Keris waving: a decade later
A decade ago on 20th July 2005, the then UMNO Youth Chief Hishammudin Hussein gave his infamous keris-wielding speech during the UMNO Youth General Assembly, in a gesture that has come to symbolise UMNO’s turn to right-wing politics since then.
His act of Keris waving is arguably the image that defined the last decade of Malaysian politics. Coupled together with UMNO’s right turn, it paved the way for UMNO’s dramatic decline.
The Keris waving act was part of the push to the right by certain groups within UMNO during the 2005 UMNO General Assembly. The resolution of the said General Assembly was the introduction of a “Malay Agenda” and the reintroduction of the New Economic Policy, which had been downplayed in the early 1990s .
The keris waving act and UMNO’s right turn did not gain UMNO much new Malay support as the Malay middle ground dislikes harsh and extreme acts.
UMNO’s so-called “Malay Agenda” did not improve the lives of ordinary Malays in the last decade but instead resulted in more severe wastages, scandals and corruptions in the name of advancing Bumiputra economic interests. The recent 1MDB scandal is but the tip of the iceberg.
UMNO’s persuit of right-wing rhetoric has dramatically worsened ethnic relations in the last decade. The seeds of the Low Yat incident were arguably sowed a decade ago during UMNO’s turn to the right.
But electorally, taking a harsh racial line has not helped UMNO at all, as proven in the 2008 and 2013 General Elections.
By championing extreme positions in public policies and rhetoric since a decade ago, UMNO has kissed a permanent goodbye to ethnic Chinese and Indian voters. UMNO is also seen as bidding farewell to the Dayak in Sarawak and Kadazans in Sabah.
The one symbolic act a decade ago that symbolised UMNO turning to the right , also spelled the death of Barisan Nasional.
I often wonder what goes on in the heads of Barisan Nasional strategists.

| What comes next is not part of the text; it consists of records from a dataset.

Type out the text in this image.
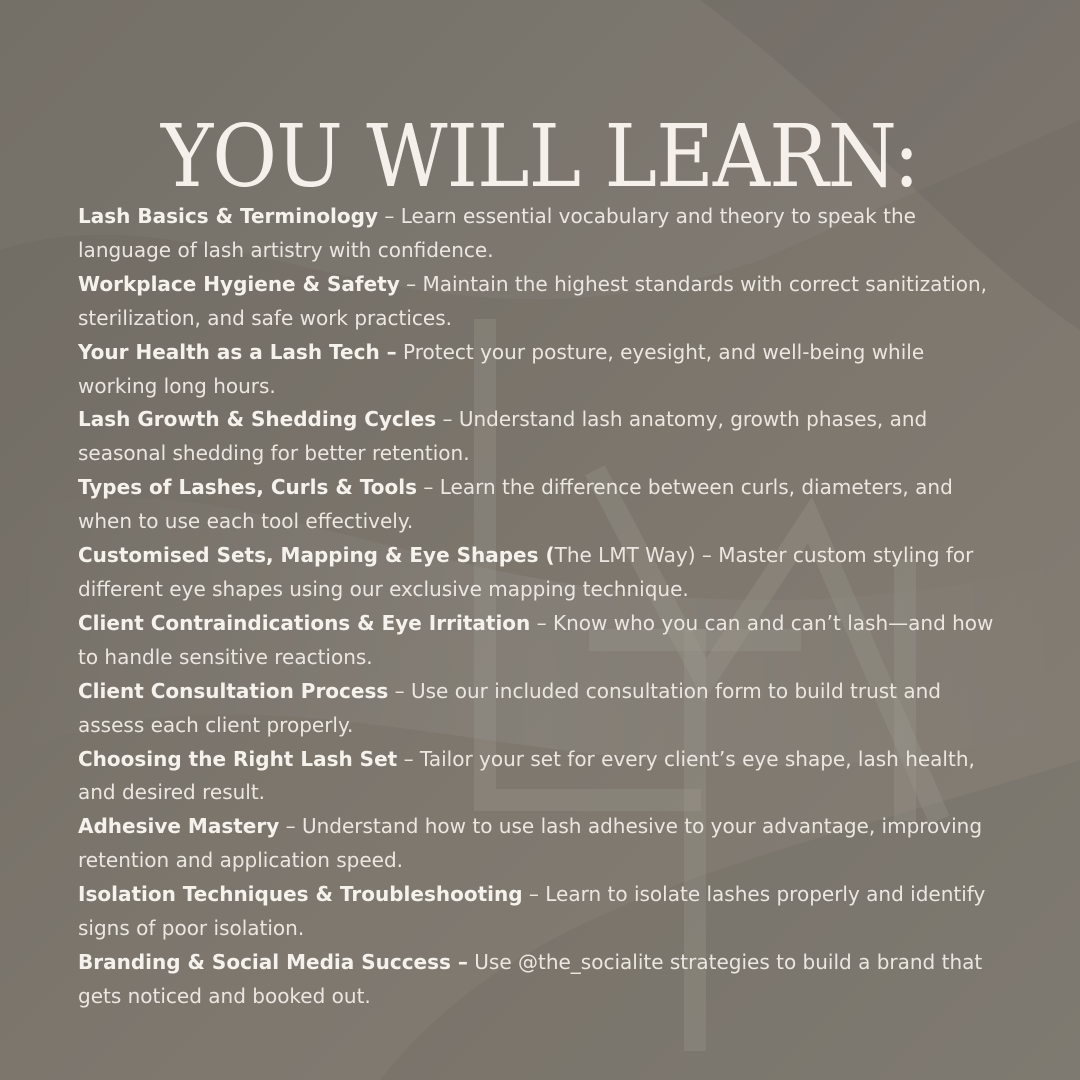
YOU WILL LEARN:

Lash Basics & Terminology – Learn essential vocabulary and theory to speak the language of lash artistry with confidence.

Workplace Hygiene & Safety – Maintain the highest standards with correct sanitization, sterilization, and safe work practices.

Your Health as a Lash Tech – Protect your posture, eyesight, and well-being while working long hours.

Lash Growth & Shedding Cycles – Understand lash anatomy, growth phases, and seasonal shedding for better retention.

Types of Lashes, Curls & Tools – Learn the difference between curls, diameters, and when to use each tool effectively.

Customised Sets, Mapping & Eye Shapes (The LMT Way) – Master custom styling for different eye shapes using our exclusive mapping technique.

Client Contraindications & Eye Irritation – Know who you can and can’t lash—and how to handle sensitive reactions.

Client Consultation Process – Use our included consultation form to build trust and assess each client properly.

Choosing the Right Lash Set – Tailor your set for every client’s eye shape, lash health, and desired result.

Adhesive Mastery – Understand how to use lash adhesive to your advantage, improving retention and application speed.

Isolation Techniques & Troubleshooting – Learn to isolate lashes properly and identify signs of poor isolation.

Branding & Social Media Success – Use @the_socialite strategies to build a brand that gets noticed and booked out.
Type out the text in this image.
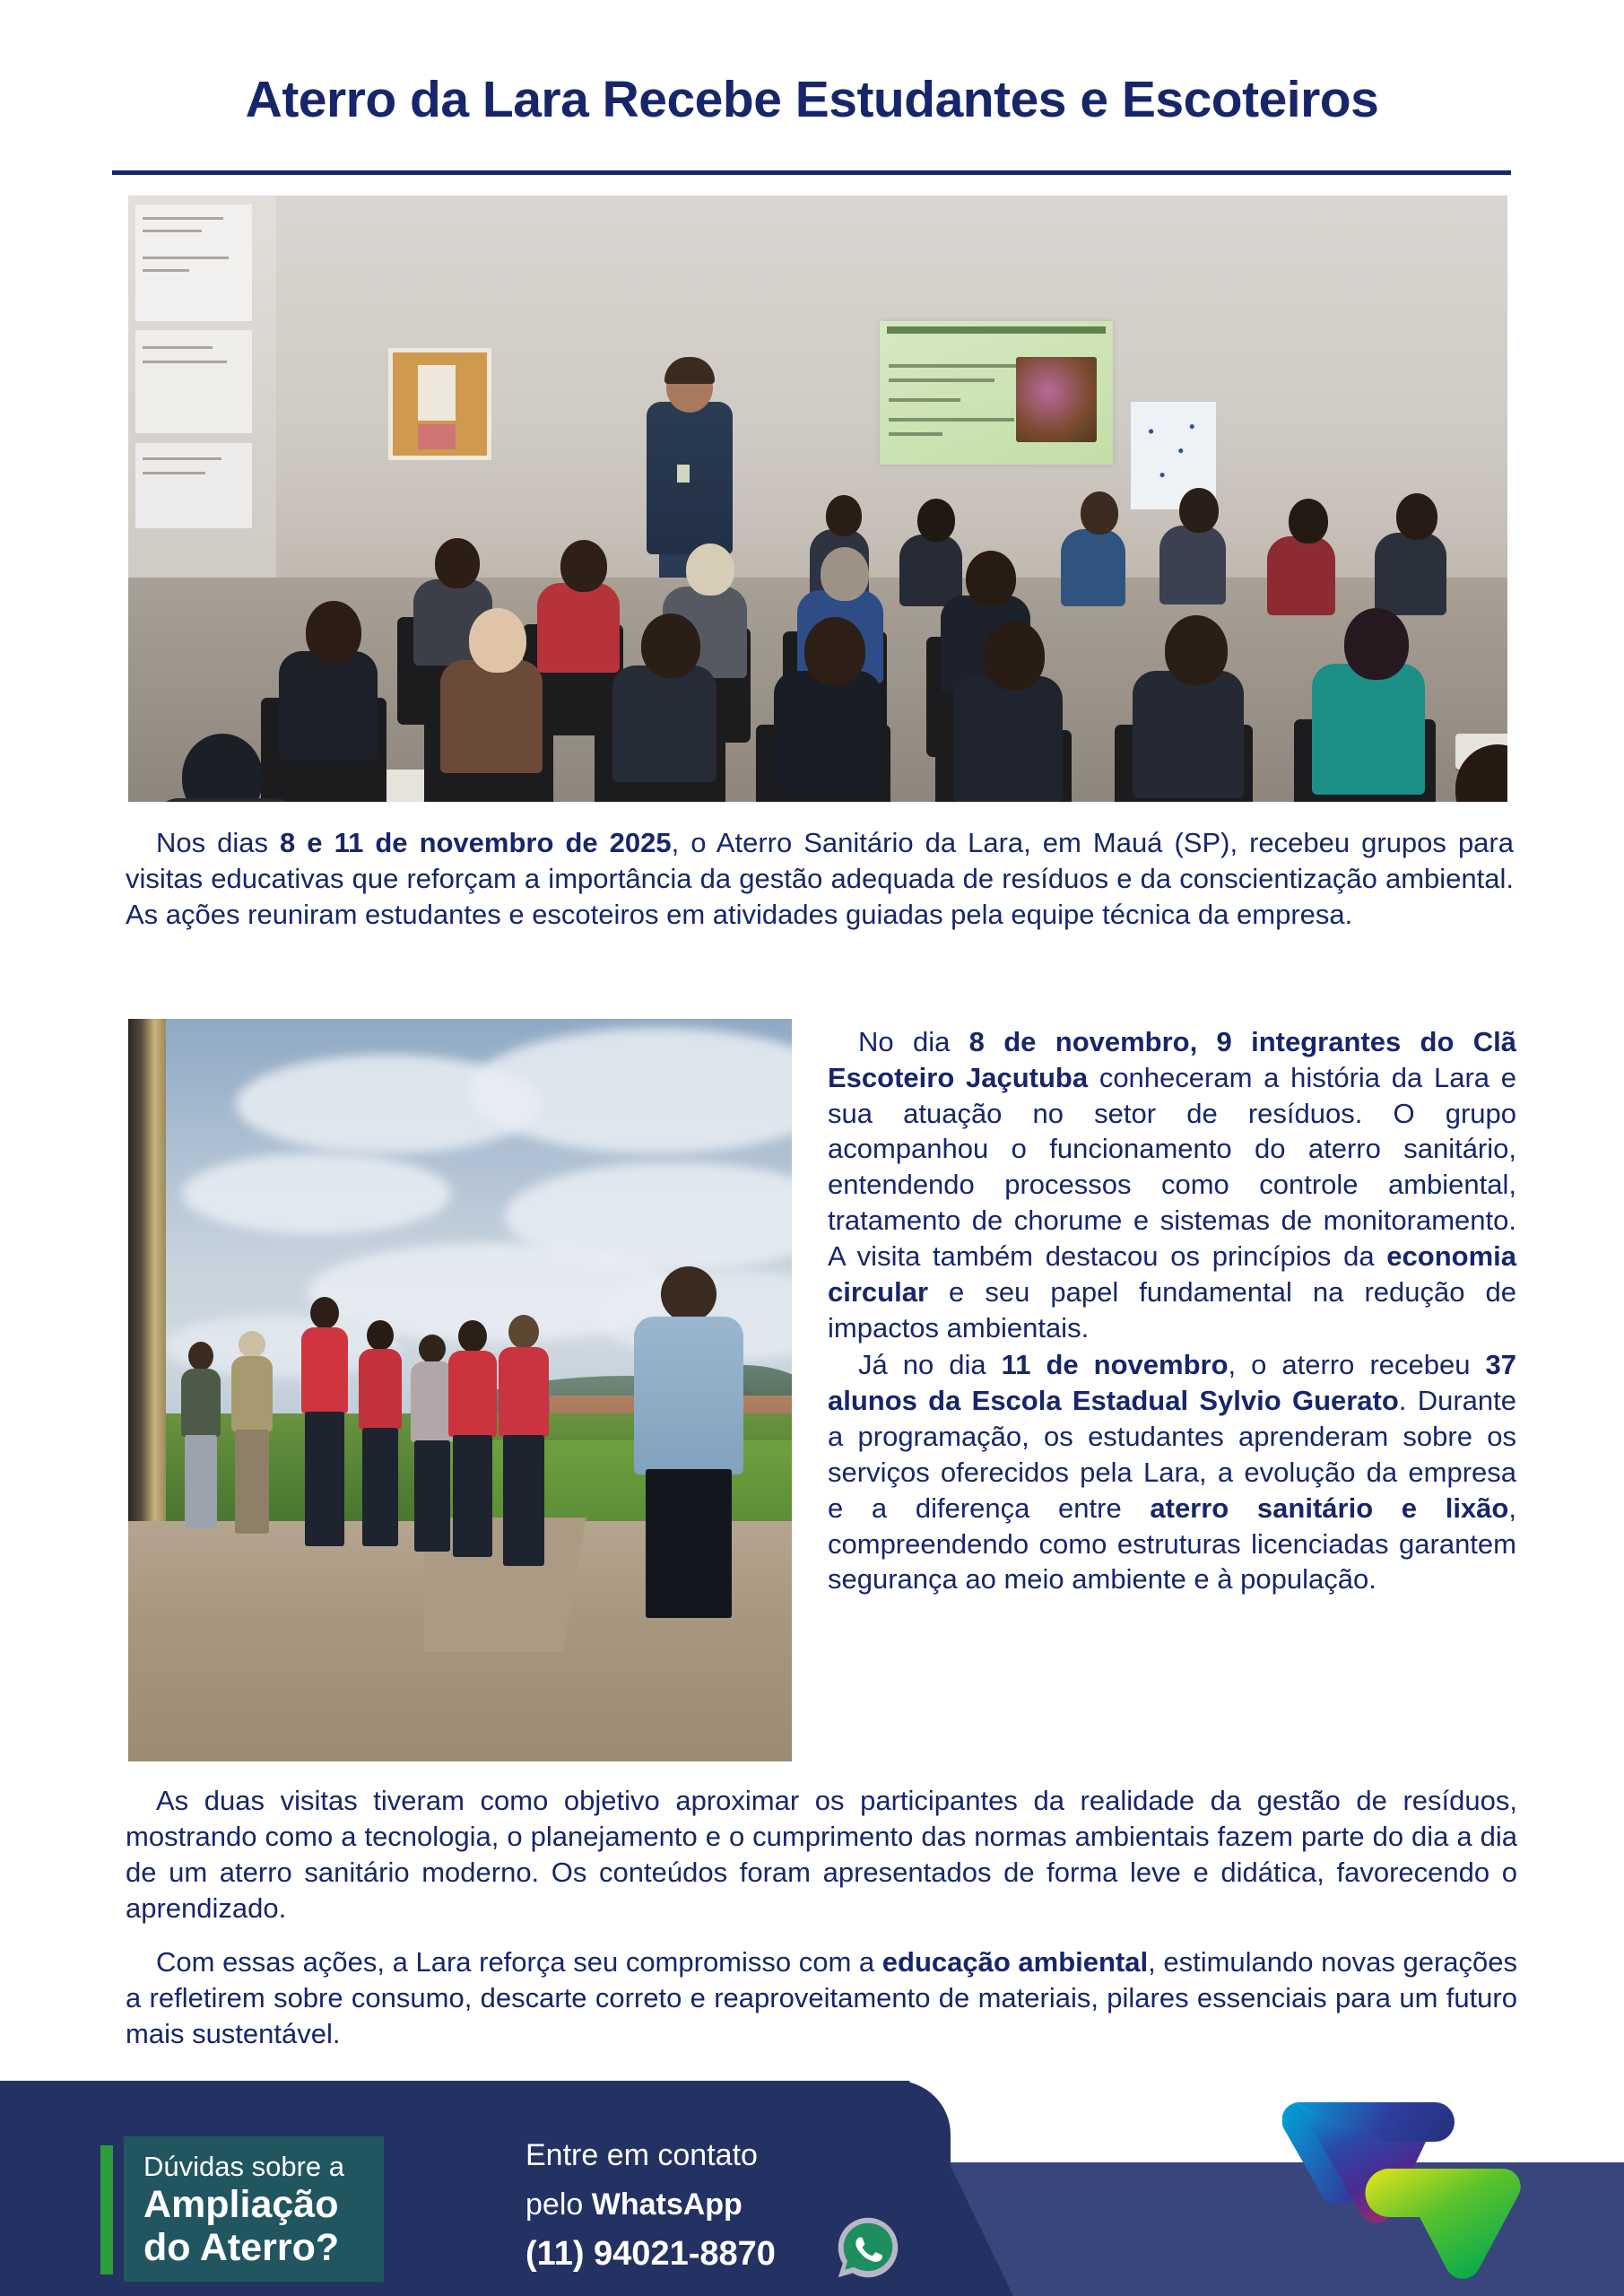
Aterro da Lara Recebe Estudantes e Escoteiros
Nos dias 8 e 11 de novembro de 2025, o Aterro Sanitário da Lara, em Mauá (SP), recebeu grupos para visitas educativas que reforçam a importância da gestão adequada de resíduos e da conscientização ambiental. As ações reuniram estudantes e escoteiros em atividades guiadas pela equipe técnica da empresa.

No dia 8 de novembro, 9 integrantes do Clã Escoteiro Jaçutuba conheceram a história da Lara e sua atuação no setor de resíduos. O grupo acompanhou o funcionamento do aterro sanitário, entendendo processos como controle ambiental, tratamento de chorume e sistemas de monitoramento. A visita também destacou os princípios da economia circular e seu papel fundamental na redução de impactos ambientais.

Já no dia 11 de novembro, o aterro recebeu 37 alunos da Escola Estadual Sylvio Guerato. Durante a programação, os estudantes aprenderam sobre os serviços oferecidos pela Lara, a evolução da empresa e a diferença entre aterro sanitário e lixão, compreendendo como estruturas licenciadas garantem segurança ao meio ambiente e à população.

As duas visitas tiveram como objetivo aproximar os participantes da realidade da gestão de resíduos, mostrando como a tecnologia, o planejamento e o cumprimento das normas ambientais fazem parte do dia a dia de um aterro sanitário moderno. Os conteúdos foram apresentados de forma leve e didática, favorecendo o aprendizado.
Com essas ações, a Lara reforça seu compromisso com a educação ambiental, estimulando novas gerações a refletirem sobre consumo, descarte correto e reaproveitamento de materiais, pilares essenciais para um futuro mais sustentável.
Dúvidas sobre a
Ampliação
do Aterro?
Entre em contato
pelo WhatsApp
(11) 94021-8870
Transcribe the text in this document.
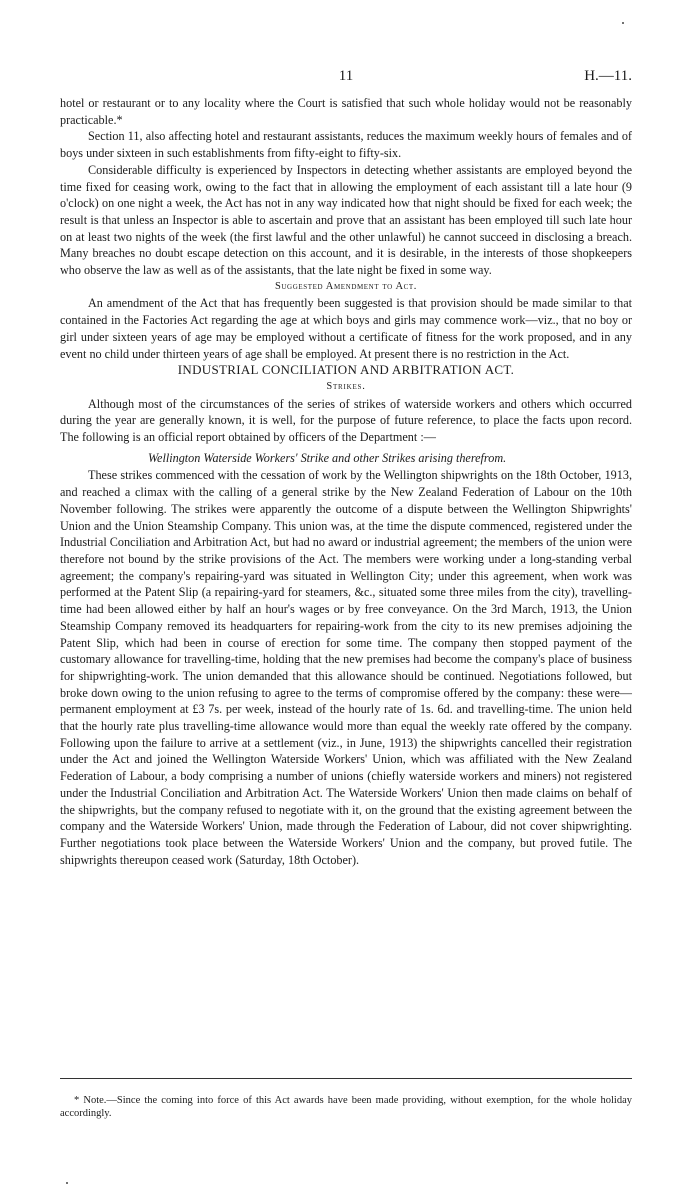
11	H.—11.

hotel or restaurant or to any locality where the Court is satisfied that such whole holiday would not be reasonably practicable.*

Section 11, also affecting hotel and restaurant assistants, reduces the maximum weekly hours of females and of boys under sixteen in such establishments from fifty-eight to fifty-six.

Considerable difficulty is experienced by Inspectors in detecting whether assistants are employed beyond the time fixed for ceasing work, owing to the fact that in allowing the employment of each assistant till a late hour (9 o'clock) on one night a week, the Act has not in any way indicated how that night should be fixed for each week; the result is that unless an Inspector is able to ascertain and prove that an assistant has been employed till such late hour on at least two nights of the week (the first lawful and the other unlawful) he cannot succeed in disclosing a breach. Many breaches no doubt escape detection on this account, and it is desirable, in the interests of those shopkeepers who observe the law as well as of the assistants, that the late night be fixed in some way.

Suggested Amendment to Act.

An amendment of the Act that has frequently been suggested is that provision should be made similar to that contained in the Factories Act regarding the age at which boys and girls may commence work—viz., that no boy or girl under sixteen years of age may be employed without a certificate of fitness for the work proposed, and in any event no child under thirteen years of age shall be employed. At present there is no restriction in the Act.

INDUSTRIAL CONCILIATION AND ARBITRATION ACT.

Strikes.

Although most of the circumstances of the series of strikes of waterside workers and others which occurred during the year are generally known, it is well, for the purpose of future reference, to place the facts upon record. The following is an official report obtained by officers of the Department :—

Wellington Waterside Workers' Strike and other Strikes arising therefrom.

These strikes commenced with the cessation of work by the Wellington shipwrights on the 18th October, 1913, and reached a climax with the calling of a general strike by the New Zealand Federation of Labour on the 10th November following. The strikes were apparently the outcome of a dispute between the Wellington Shipwrights' Union and the Union Steamship Company. This union was, at the time the dispute commenced, registered under the Industrial Conciliation and Arbitration Act, but had no award or industrial agreement; the members of the union were therefore not bound by the strike provisions of the Act. The members were working under a long-standing verbal agreement; the company's repairing-yard was situated in Wellington City; under this agreement, when work was performed at the Patent Slip (a repairing-yard for steamers, &c., situated some three miles from the city), travelling-time had been allowed either by half an hour's wages or by free conveyance. On the 3rd March, 1913, the Union Steamship Company removed its headquarters for repairing-work from the city to its new premises adjoining the Patent Slip, which had been in course of erection for some time. The company then stopped payment of the customary allowance for travelling-time, holding that the new premises had become the company's place of business for shipwrighting-work. The union demanded that this allowance should be continued. Negotiations followed, but broke down owing to the union refusing to agree to the terms of compromise offered by the company: these were—permanent employment at £3 7s. per week, instead of the hourly rate of 1s. 6d. and travelling-time. The union held that the hourly rate plus travelling-time allowance would more than equal the weekly rate offered by the company. Following upon the failure to arrive at a settlement (viz., in June, 1913) the shipwrights cancelled their registration under the Act and joined the Wellington Waterside Workers' Union, which was affiliated with the New Zealand Federation of Labour, a body comprising a number of unions (chiefly waterside workers and miners) not registered under the Industrial Conciliation and Arbitration Act. The Waterside Workers' Union then made claims on behalf of the shipwrights, but the company refused to negotiate with it, on the ground that the existing agreement between the company and the Waterside Workers' Union, made through the Federation of Labour, did not cover shipwrighting. Further negotiations took place between the Waterside Workers' Union and the company, but proved futile. The shipwrights thereupon ceased work (Saturday, 18th October).

* Note.—Since the coming into force of this Act awards have been made providing, without exemption, for the whole holiday accordingly.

Between the announcement of Vision 2020 in February 1991 and July 2005, there was a period of 14 years when national politics were relatively non-racial and UMNO leaders were at least seen trying to project an inclusive image, whatever the substance was.
The Middle Ground approach paid off for Barisan Nasional electorally.
The last decade since July 2005 has been wasted in terms of an inclusive nation-building agenda. It is time for us to build a new Malaysia again, starting from the middle.